「歩く」がアートに変わる瞬間!日常動作と表現の境目とは?

こんにちは、マイムアーティスト・講師の織辺真智子です。今日のテーマは、「日常動作と表現の違い」です。私たちは毎日、様々な動作をしていますが、それが「表現」となる時、一体何が変わるのでしょうか?

私たちは、意識せずとも毎日、歩く、座る、立つ、ものを取る、といった様々な日常動作を繰り返しています。これらの動作は、目的を達成するための手段であり、普段は特に意識することはありません。しかし、パントマイムのような身体表現の芸術では、これらの日常動作が「表現」へと昇華されます。では、この二つの間にはどのような違いがあるのでしょうか?
まず、日常動作の主な目的は「実用性」です。例えば、目的地へ移動するために「歩く」、疲れたから「座る」、物を取るために「手を伸ばす」。これらは、効率的かつ無意識に行われることが多いでしょう。私たちの脳は、これらの動作を最小限のエネルギーでこなせるように最適化しています。
一方、「表現」としての動作は、実用性だけを目的とせず、むしろ「伝達」や「感情の表出」を目的とします。それは、内面的な状態や、特定のメッセージを他者に伝えるためのものです。例えば、演劇やダンス、そしてパントマイムにおいて、「歩く」という行為は単なる移動手段ではありません。喜びを表現するために軽やかにスキップするように歩いたり、悲しみを表現するために重々しく足を引きずるように歩いたり、あるいは登場人物の性格や感情、置かれている状況などを伝えるための重要な要素となります。

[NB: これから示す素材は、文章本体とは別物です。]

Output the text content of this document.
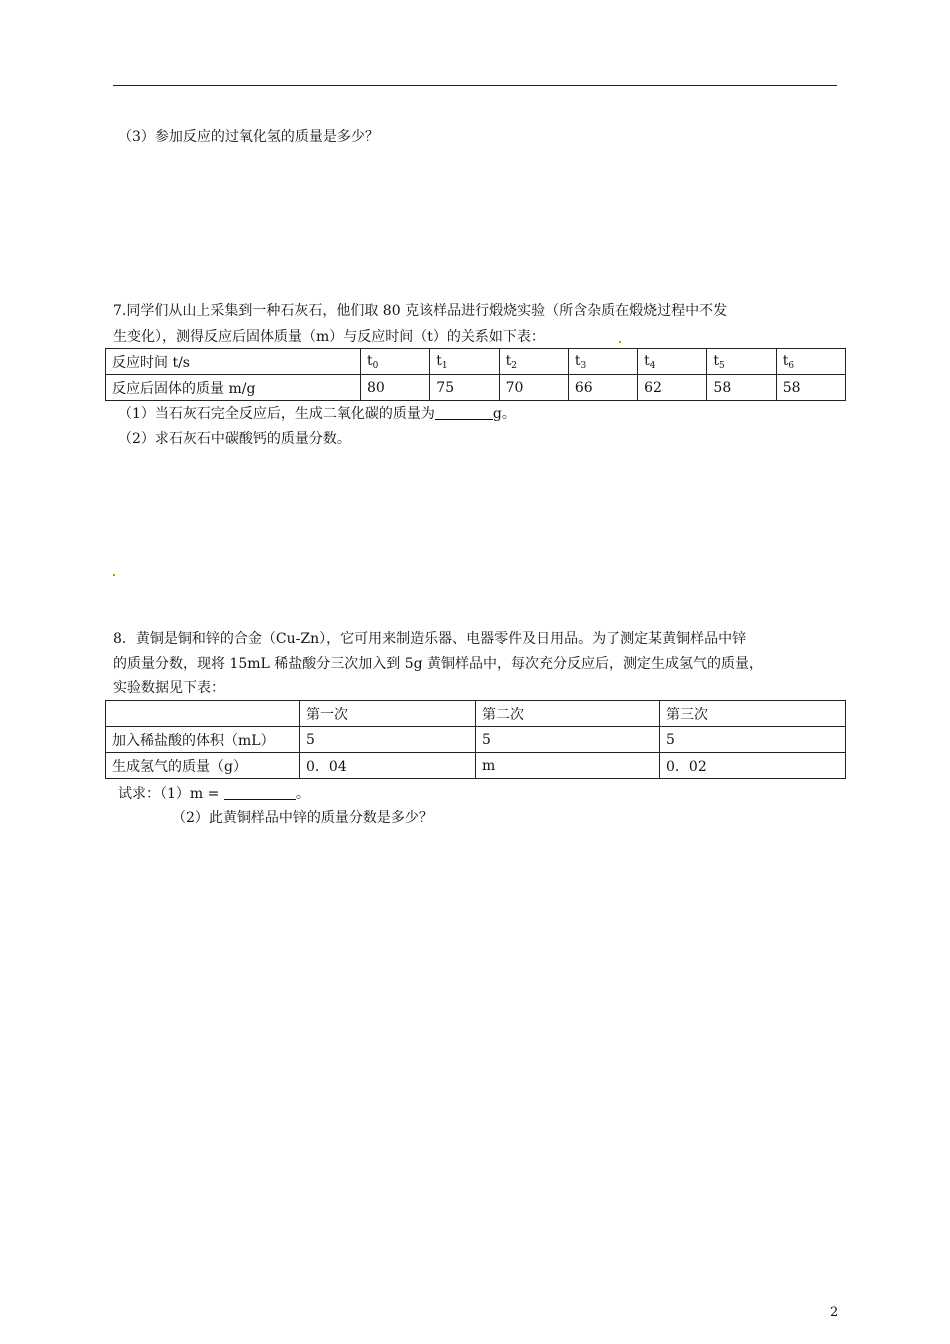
（3）参加反应的过氧化氢的质量是多少？
7.同学们从山上采集到一种石灰石，他们取 80 克该样品进行煅烧实验（所含杂质在煅烧过程中不发
生变化），测得反应后固体质量（m）与反应时间（t）的关系如下表：
反应时间 t/s	$t_0$	$t_1$	$t_2$	$t_3$	$t_4$	$t_5$	$t_6$
反应后固体的质量 m/g	80	75	70	66	62	58	58
（1）当石灰石完全反应后，生成二氧化碳的质量为	g。
（2）求石灰石中碳酸钙的质量分数。
8．黄铜是铜和锌的合金（Cu-Zn），它可用来制造乐器、电器零件及日用品。为了测定某黄铜样品中锌
的质量分数，现将 15mL 稀盐酸分三次加入到 5g 黄铜样品中，每次充分反应后，测定生成氢气的质量，
实验数据见下表：
	第一次	第二次	第三次
加入稀盐酸的体积（mL）	5	5	5
生成氢气的质量（g）	0．04	m	0．02
试求：（1）m =	。
（2）此黄铜样品中锌的质量分数是多少？
2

この「日常動作」と「表現」の違いを深く研究した人物の一人に、ロシアの演劇理論家コンスタンチン・スタニスラフスキー(Konstantin Stanislavski)がいます。彼は20世紀初頭に、俳優が舞台上で真実味のある演技をするためのメソッドを開発しました。スタニスラフスキーは、俳優が日常的な動作をそのまま舞台で再現するのではなく、その動作に「意図」や「感情」を込めることの重要性を説きました。例えば、コップの水を飲むという日常動作を、舞台上で「喉の渇き」を表現するために、その動作に焦点を当て、ゆっくりとコップに手を伸ばし、水を口に含むまでのプロセスを丁寧に演じることで、観客に喉の渇きという感情をより強く伝えることができるのです。
パントマイムにおいては、この日常動作の「分解」と「再構築」が非常に重要になります。例えば、「階段を上る」という日常動作を考えてみましょう。普段、私たちは特に意識せず、足を交互に出して階段を上ります。しかし、パントマイムでは、この「上る」という行為を、一歩一歩の足の上げ方、膝の曲げ方、重心の移動、手の使い方、視線の置き方、呼吸の仕方など、細部にわたって分析し、意識的に行います。そして、そこに「重い足取りで上る」「喜びを感じながら軽やかに上る」「滑り落ちそうになりながら上る」といった感情や状況を加え、誇張したり、リズムを変えたりすることで、単なる日常動作が観客に何かを伝える「表現」へと変わるのです。
また、日常動作が「無意識」であるのに対し、表現としての動作は「意識的」であり、ある程度の「誇張」や「様式化」が伴います。例えば、実際の壁にぶつかる時、私たちは身体が自然と反発しますが、パントマイムで「見えない壁」にぶつかる時には、その反発をより明確に、そして観客に伝わるように表現します。これは、現実の動作をそのまま模倣するのではなく、その動作の「本質」や「意味」を抽出して、視覚的に分かりやすく再構築していると言えます。まるで、日常の言葉を、詩や物語にすることで、より深い意味や感情を伝えることができるようになるのと似ていますね。